I answered a number of questions about where I learned to play darts and most thought that being part of a plastic dart league run by wait staff was bullshit…but that was the truth. I sipped my pint and smiled with my new British friends. Darts was a real ice breaker. I would up playing him again…this time we played cricket (20-15 and then bull, three marks to close a number). I played well but he spanked me both times, which really was good because you can’t really take a dude to task in his own local pub.
From then on I had a lot of friends. They ribbed me about being and American and asked me about US politics.
BRITISH CHICK
Do you like the bushes?
COOPRDOG
Do I like Bushes? You mean like shrubs and shit?
The bar laughs
BRITISH CHICK
No silly… your president.
COOPRDOG
Oh…the Bush’s. Are you fucking crazy, I live in Cali – the bluest of blue states.
Of course the whole red state, blue state thing meant little to these cats, but I got my point across.
The next thing I knew it was midnight and it was last call. I was like “you have got to be fucking kidding me”… but they were hella serious. It appears that the entire fucking island closes down at midnight…shit, I thought LA had work to do.
So I broke the fuck out of the pub and decide to find some take out or as the Brit’s call it “take away”. I bought some Chinese food from a dude who wasn’t Chinese (he was Asian) and we had a small conversation in which neither one of us understood the other; but it’s amazing how far a smile and some finger-pointing will take you…and when I left I felt like we were boys.
I staggered back up the hill (and I do mean staggered) and The Rifleman’s Arms was still open. I walked in, grabbed a table and ate my Chinese.
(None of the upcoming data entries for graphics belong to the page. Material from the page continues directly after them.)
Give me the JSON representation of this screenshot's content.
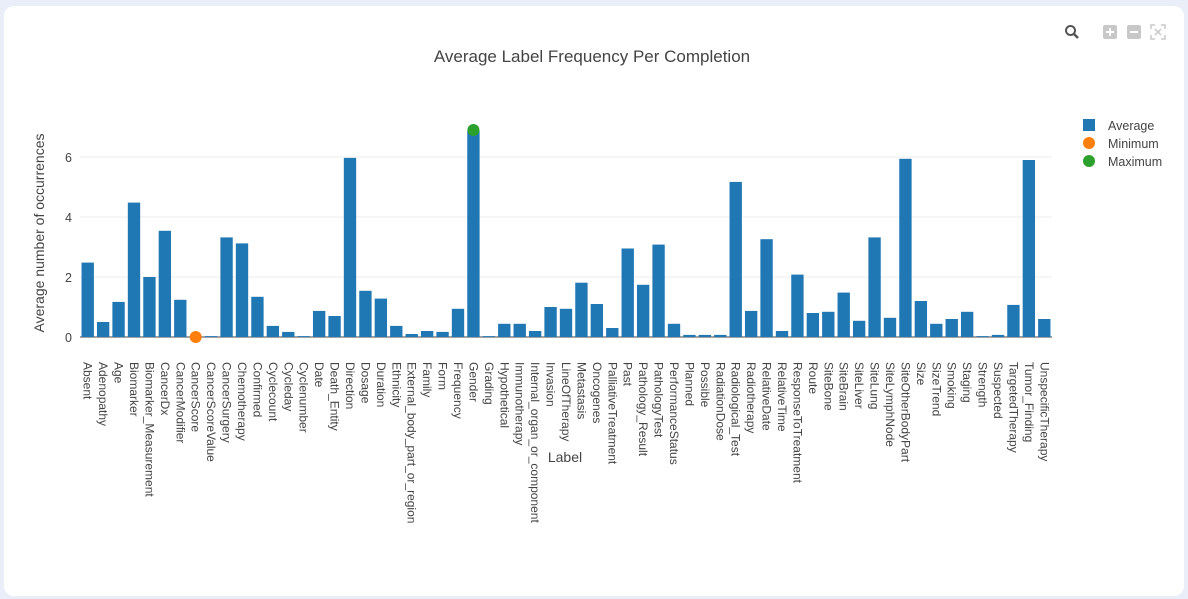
{
  "toolbar": {
    "zoom": "zoom-icon",
    "zoom_in": "zoom-in-icon",
    "zoom_out": "zoom-out-icon",
    "autoscale": "autoscale-icon"
  },
  "colors": {
    "average": "#1f77b4",
    "minimum": "#ff7f0e",
    "maximum": "#2ca02c"
  },
  "chart_data": {
    "type": "bar",
    "title": "Average Label Frequency Per Completion",
    "xlabel": "Label",
    "ylabel": "Average number of occurrences",
    "ylim": [
      0,
      7.2
    ],
    "yticks": [
      0,
      2,
      4,
      6
    ],
    "grid": true,
    "legend_position": "top-right",
    "legend": [
      "Average",
      "Minimum",
      "Maximum"
    ],
    "categories": [
      "Absent",
      "Adenopathy",
      "Age",
      "Biomarker",
      "Biomarker_Measurement",
      "CancerDx",
      "CancerModifier",
      "CancerScore",
      "CancerScoreValue",
      "CancerSurgery",
      "Chemotherapy",
      "Confirmed",
      "Cyclecount",
      "Cycleday",
      "Cyclenumber",
      "Date",
      "Death_Entity",
      "Direction",
      "Dosage",
      "Duration",
      "Ethnicity",
      "External_body_part_or_region",
      "Family",
      "Form",
      "Frequency",
      "Gender",
      "Grading",
      "Hypothetical",
      "Immunotherapy",
      "Internal_organ_or_component",
      "Invasion",
      "LineOfTherapy",
      "Metastasis",
      "Oncogenes",
      "PalliativeTreatment",
      "Past",
      "Pathology_Result",
      "PathologyTest",
      "PerformanceStatus",
      "Planned",
      "Possible",
      "RadiationDose",
      "Radiological_Test",
      "Radiotherapy",
      "RelativeDate",
      "RelativeTime",
      "ResponseToTreatment",
      "Route",
      "SiteBone",
      "SiteBrain",
      "SiteLiver",
      "SiteLung",
      "SiteLymphNode",
      "SiteOtherBodyPart",
      "Size",
      "SizeTrend",
      "Smoking",
      "Staging",
      "Strength",
      "Suspected",
      "TargetedTherapy",
      "Tumor_Finding",
      "UnspecificTherapy"
    ],
    "series": [
      {
        "name": "Average",
        "values": [
          2.48,
          0.5,
          1.17,
          4.48,
          2.0,
          3.54,
          1.24,
          0,
          0.03,
          3.32,
          3.12,
          1.34,
          0.37,
          0.17,
          0.03,
          0.87,
          0.7,
          5.97,
          1.54,
          1.28,
          0.37,
          0.1,
          0.2,
          0.17,
          0.94,
          6.88,
          0.03,
          0.44,
          0.44,
          0.2,
          1.0,
          0.94,
          1.81,
          1.1,
          0.3,
          2.95,
          1.74,
          3.08,
          0.44,
          0.07,
          0.07,
          0.07,
          5.17,
          0.87,
          3.26,
          0.2,
          2.08,
          0.8,
          0.84,
          1.48,
          0.54,
          3.32,
          0.64,
          5.94,
          1.2,
          0.44,
          0.6,
          0.84,
          0.03,
          0.07,
          1.07,
          5.9,
          0.6
        ]
      },
      {
        "name": "Minimum",
        "category": "CancerScore",
        "value": 0
      },
      {
        "name": "Maximum",
        "category": "Gender",
        "value": 6.9
      }
    ]
  }
}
Little did I know that I had just committed a mortal sin.
BAR KEEP
You do realized that what you’ve done is not permitted?
COOPRDOG
What? You can’t eat spring rolls?
BAR KEEP
It’s highly unorthodox to bring take-away into the pub
OTHER BRITISH GUY
Highly unorthodox!
COOPRDOG
Ok well answer me this then. You can’t eat in the take away because there’s not table or anything. You can’t take food into your Bed & Breakfast… so what am I supposed to do?
BAR KEEP
I really don’t’ know… but eating in a pub, that’s a big no, no.
It was here that I would learn about pub culture. How the pub is from drinking and smoking and talking politics. No eating, no dancing…none of that shit. I must say that the respect that the Brit’s give to pulling a pint and to the drinking environment in general was impressive. I felt that I had be initiated as a real Briton…and then I staggered back to my B & B. They really wanted me to come back and drink and throw darts tomm, but I told them that I had to screen and I didn’t know what the fuck was going to happen. I felt kind of sad when I left. I’ve never made that many friends that quickly. Britain is a money fucking country.